# Turf Tires



## b349 (Jan 23, 2016)

Getting ready for mowing season, But I have a problem. My 220d has ag tires and is going to destroy my lawn. I know it will because I had top turn around while plowing snow and torn my yard to pieces. Now I have decided to get some truf tires but Im running into some difficulty with the tire sizes. The front tires s it says should be 13.6x16.1 (only found one set for 700.00) and 25x8.50x14 for these no problem (100.00 bucks each). However I have found plenty 13.6x16. So the question becomes does the .1 make any difference? thanks b


----------



## sixbales (May 18, 2011)

Howdy b349, welcome to the Tractor Forum.

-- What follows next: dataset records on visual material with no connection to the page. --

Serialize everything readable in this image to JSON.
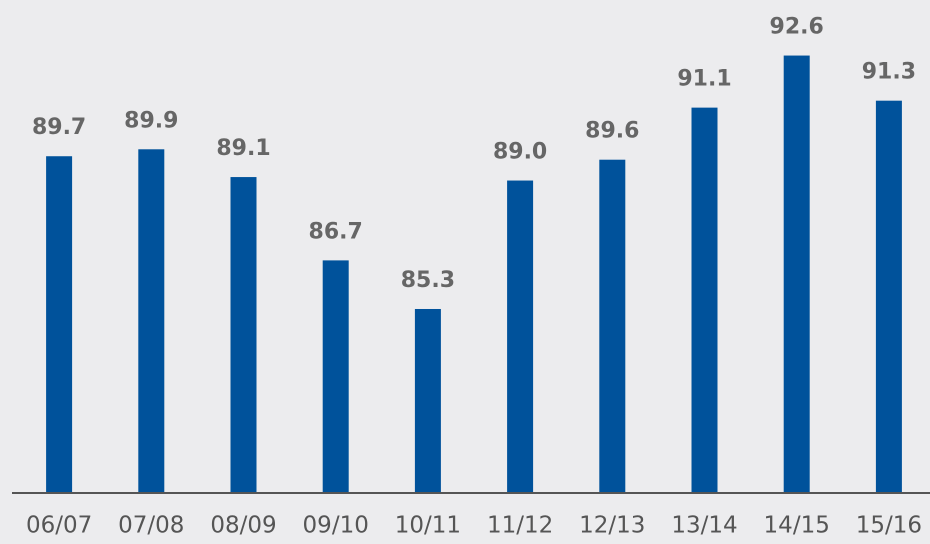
{
  "chart_data": {
    "type": "bar",
    "categories": [
      "06/07",
      "07/08",
      "08/09",
      "09/10",
      "10/11",
      "11/12",
      "12/13",
      "13/14",
      "14/15",
      "15/16"
    ],
    "values": [
      89.7,
      89.9,
      89.1,
      86.7,
      85.3,
      89.0,
      89.6,
      91.1,
      92.6,
      91.3
    ],
    "value_labels": [
      "89.7",
      "89.9",
      "89.1",
      "86.7",
      "85.3",
      "89.0",
      "89.6",
      "91.1",
      "92.6",
      "91.3"
    ],
    "color": "#00529b",
    "ylim": [
      80,
      94.2
    ]
  }
}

A 4 wheel drive tractor will tear up any lawn, because whenever you make a turn the front wheels are aggressively turning at different speeds than the rear wheels. The wrong tire size just makes it worse. 

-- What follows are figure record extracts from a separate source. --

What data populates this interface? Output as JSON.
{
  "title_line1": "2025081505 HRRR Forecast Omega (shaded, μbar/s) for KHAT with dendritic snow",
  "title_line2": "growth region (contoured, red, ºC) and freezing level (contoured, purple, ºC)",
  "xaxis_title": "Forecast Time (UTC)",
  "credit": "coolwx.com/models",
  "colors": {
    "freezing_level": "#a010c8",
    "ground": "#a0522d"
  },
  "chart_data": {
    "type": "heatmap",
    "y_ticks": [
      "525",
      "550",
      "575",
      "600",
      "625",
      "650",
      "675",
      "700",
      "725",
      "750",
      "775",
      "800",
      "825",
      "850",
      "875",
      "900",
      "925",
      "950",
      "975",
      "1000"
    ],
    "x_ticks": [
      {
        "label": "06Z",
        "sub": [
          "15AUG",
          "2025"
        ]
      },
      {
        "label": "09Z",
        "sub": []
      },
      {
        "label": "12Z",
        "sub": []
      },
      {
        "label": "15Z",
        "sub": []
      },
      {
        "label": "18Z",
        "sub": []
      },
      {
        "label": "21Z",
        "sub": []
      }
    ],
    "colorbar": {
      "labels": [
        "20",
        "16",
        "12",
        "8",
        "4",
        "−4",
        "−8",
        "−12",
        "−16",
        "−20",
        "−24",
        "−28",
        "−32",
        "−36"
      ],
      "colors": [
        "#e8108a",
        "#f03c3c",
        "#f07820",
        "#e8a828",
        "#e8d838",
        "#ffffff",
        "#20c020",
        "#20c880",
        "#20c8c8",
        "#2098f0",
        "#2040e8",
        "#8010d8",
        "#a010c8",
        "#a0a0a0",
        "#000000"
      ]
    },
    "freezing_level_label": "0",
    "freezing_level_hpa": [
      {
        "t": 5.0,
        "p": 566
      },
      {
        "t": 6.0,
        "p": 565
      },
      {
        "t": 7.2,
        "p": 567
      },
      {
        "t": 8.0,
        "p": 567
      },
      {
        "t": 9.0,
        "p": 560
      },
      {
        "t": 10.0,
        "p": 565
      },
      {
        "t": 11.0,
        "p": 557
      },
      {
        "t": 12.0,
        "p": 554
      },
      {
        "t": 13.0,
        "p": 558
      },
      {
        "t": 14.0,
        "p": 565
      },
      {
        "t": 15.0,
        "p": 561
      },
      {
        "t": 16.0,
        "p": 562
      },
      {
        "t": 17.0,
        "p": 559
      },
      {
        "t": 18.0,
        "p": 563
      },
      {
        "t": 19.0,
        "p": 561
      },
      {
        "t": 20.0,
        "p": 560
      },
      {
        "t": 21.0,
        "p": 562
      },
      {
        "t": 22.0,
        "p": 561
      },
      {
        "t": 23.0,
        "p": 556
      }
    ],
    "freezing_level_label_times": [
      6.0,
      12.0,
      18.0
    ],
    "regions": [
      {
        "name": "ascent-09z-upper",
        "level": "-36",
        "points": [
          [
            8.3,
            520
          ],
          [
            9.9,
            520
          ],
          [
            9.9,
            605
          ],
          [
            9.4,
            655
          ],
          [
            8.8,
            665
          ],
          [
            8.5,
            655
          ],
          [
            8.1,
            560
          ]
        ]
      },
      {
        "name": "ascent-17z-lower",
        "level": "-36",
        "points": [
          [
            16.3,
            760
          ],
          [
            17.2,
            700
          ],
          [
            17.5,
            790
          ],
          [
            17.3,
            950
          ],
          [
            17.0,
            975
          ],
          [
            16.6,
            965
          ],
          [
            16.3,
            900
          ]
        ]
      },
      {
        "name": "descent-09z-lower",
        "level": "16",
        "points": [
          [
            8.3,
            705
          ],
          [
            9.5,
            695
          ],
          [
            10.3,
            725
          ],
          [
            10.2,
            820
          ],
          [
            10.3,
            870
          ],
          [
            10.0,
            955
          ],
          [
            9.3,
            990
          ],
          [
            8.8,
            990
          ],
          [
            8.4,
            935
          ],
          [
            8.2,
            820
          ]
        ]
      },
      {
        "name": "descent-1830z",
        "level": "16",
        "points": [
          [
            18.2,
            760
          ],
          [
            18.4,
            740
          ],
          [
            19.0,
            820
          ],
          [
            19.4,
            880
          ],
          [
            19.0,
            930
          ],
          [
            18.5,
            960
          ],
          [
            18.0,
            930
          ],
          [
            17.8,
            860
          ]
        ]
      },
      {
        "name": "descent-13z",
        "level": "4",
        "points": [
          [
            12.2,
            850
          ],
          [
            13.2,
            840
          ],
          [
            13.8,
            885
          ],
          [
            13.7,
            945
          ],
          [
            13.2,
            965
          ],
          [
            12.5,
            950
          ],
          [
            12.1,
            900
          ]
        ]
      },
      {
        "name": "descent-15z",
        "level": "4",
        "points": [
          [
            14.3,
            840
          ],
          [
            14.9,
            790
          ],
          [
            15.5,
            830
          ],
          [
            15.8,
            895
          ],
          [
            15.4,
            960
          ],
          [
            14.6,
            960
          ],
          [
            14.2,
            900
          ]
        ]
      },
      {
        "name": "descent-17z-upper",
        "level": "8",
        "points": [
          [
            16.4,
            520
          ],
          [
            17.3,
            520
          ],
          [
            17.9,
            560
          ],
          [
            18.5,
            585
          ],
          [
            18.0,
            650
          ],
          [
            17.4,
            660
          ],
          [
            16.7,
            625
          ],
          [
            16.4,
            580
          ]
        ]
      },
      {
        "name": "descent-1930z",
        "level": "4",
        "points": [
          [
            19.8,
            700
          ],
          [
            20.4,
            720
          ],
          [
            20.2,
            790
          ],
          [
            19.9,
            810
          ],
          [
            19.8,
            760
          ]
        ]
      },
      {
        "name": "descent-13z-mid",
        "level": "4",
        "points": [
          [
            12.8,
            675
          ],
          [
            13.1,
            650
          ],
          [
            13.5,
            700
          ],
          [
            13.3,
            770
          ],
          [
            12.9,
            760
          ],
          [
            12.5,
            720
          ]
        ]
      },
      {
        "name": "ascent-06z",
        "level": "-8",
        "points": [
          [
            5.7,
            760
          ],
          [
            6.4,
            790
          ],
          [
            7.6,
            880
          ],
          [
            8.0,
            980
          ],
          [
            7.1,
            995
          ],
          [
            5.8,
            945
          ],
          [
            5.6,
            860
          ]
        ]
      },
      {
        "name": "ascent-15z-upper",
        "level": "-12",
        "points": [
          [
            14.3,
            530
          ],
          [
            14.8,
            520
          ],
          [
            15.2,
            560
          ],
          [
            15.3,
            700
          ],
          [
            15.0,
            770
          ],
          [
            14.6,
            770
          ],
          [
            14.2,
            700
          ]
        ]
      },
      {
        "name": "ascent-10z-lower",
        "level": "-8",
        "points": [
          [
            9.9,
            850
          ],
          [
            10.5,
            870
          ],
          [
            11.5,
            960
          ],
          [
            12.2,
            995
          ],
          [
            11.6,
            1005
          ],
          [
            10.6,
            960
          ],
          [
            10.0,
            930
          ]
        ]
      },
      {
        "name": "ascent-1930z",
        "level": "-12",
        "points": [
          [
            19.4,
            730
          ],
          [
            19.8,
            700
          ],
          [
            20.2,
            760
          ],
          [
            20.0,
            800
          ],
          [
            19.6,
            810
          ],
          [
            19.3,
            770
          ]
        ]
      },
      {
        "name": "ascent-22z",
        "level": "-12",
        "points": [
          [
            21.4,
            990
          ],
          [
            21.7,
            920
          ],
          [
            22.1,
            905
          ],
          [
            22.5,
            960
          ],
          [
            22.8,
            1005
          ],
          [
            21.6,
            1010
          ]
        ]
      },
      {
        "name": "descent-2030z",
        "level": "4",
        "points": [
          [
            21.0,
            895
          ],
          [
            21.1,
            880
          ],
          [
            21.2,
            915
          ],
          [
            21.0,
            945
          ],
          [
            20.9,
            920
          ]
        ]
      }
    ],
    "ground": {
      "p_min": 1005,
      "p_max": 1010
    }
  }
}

Buy a machine designed to mow lawns. If you've got a big lawn, get a big deck mower. I've got a 72" Z-trac mower to mow my lawn. It does pretty good, but if I make a sharp turn, it damages the lawn a bit.


----------



## winston (Aug 19, 2008)

The correct tire size front to back on four wheel drive is very important. You need to keep the correct ratio front to rear. Your parts manual gives correct tire size. You are going to find changing wheels and tires to turf is going to be very expensive.


----------



## mph45 (Nov 8, 2008)

Some people will mount bald car tires to the front, because they just slide across the grass.


----------



## TraderMark (Nov 15, 2011)

The simple answer to your question .... yes.
The .1 makes a big difference. The 16.1 rim is a larger diameter. If you try and mount a 16 tire on it the tire probably won't seat the bead on the 16.1 rim.


----------